I had no idea what that said about ten years of friendship.

"It means they weren't for shit," I muttered to myself.

I grabbed the photo, and tried to rip it, but I just couldn't do it. So much anger and hurt was built up inside of me. Some of it should have been able to make me rip that photo. It must have been that one little ounce of hope that stopped me. Hope that our friendship really wasn't over, and that someday we could go back to being the friends we once were.

So I didn't rip it. Instead, I yanked open a drawer, and stuffed it at the bottom, under some of my old stuffed animals that I couldn't part with, despite the fact that I'd outgrown them.
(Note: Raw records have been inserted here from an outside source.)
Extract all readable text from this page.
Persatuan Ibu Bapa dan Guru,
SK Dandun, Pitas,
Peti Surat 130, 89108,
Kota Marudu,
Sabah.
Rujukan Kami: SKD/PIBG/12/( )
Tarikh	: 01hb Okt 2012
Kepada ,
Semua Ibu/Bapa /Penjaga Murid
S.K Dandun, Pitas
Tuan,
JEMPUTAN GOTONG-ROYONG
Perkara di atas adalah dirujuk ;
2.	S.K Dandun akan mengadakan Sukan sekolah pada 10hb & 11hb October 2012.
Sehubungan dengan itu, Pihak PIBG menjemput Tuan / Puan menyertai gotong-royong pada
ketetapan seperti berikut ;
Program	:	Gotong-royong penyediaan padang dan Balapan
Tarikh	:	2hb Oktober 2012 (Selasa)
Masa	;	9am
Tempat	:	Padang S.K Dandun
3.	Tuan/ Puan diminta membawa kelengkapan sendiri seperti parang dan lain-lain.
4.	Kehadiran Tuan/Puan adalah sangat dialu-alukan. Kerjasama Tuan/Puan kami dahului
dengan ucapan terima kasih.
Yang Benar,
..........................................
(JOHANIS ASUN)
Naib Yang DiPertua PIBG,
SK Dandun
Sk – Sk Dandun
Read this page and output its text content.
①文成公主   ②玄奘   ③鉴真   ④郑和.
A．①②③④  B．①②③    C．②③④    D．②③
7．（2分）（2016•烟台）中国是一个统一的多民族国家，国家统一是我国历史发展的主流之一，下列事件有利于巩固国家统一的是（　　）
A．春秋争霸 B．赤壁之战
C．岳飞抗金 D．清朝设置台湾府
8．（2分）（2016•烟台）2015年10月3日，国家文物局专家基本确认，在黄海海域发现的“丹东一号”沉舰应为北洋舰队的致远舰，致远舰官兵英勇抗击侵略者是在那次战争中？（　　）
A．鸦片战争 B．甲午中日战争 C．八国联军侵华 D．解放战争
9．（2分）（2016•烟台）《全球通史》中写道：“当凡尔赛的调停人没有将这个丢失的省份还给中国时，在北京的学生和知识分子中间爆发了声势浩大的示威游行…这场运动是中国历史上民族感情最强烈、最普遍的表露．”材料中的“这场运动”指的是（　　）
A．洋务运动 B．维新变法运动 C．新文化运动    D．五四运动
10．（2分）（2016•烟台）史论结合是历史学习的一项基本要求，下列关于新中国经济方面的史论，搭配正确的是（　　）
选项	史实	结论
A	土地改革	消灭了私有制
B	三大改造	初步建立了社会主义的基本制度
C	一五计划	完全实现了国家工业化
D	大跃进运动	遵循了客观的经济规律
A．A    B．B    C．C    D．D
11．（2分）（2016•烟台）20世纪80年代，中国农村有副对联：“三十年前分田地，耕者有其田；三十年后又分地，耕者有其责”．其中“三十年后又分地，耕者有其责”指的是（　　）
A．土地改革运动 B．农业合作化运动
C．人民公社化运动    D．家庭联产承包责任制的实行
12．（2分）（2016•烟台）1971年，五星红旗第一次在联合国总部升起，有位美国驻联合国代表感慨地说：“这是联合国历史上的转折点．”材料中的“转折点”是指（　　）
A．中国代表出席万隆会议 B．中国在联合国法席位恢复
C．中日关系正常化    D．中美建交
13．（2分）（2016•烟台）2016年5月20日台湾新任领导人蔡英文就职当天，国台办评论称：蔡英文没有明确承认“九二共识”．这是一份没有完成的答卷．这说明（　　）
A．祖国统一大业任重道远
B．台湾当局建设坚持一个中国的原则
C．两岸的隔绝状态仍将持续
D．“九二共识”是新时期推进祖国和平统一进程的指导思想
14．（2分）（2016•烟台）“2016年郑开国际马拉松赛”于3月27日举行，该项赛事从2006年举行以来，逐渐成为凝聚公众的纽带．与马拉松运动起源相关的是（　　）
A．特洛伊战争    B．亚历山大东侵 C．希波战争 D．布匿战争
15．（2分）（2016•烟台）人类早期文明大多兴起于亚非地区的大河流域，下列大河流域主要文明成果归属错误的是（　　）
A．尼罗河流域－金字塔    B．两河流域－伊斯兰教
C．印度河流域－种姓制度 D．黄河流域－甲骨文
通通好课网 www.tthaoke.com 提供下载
My mirror was new and improved with bits and pieces of the old me. Gone were the pictures of me, Cambree, Laurel and Taryn. I'd filled their spots with new pictures of me, Mandy, Jenna, and Derek. Even Tony was in a few. Of course, all of them featured my casts, so as time went on, I'd replace those, too.

I heard my phone vibrate from my bedside table, so I rushed over and grabbed it. It was a text from Derek.

Hey, movies tonight?

I smiled and quickly replied.

Sure thing! You ask Jenna and Mandy yet?

Actually, I was thinking maybe it could just be us.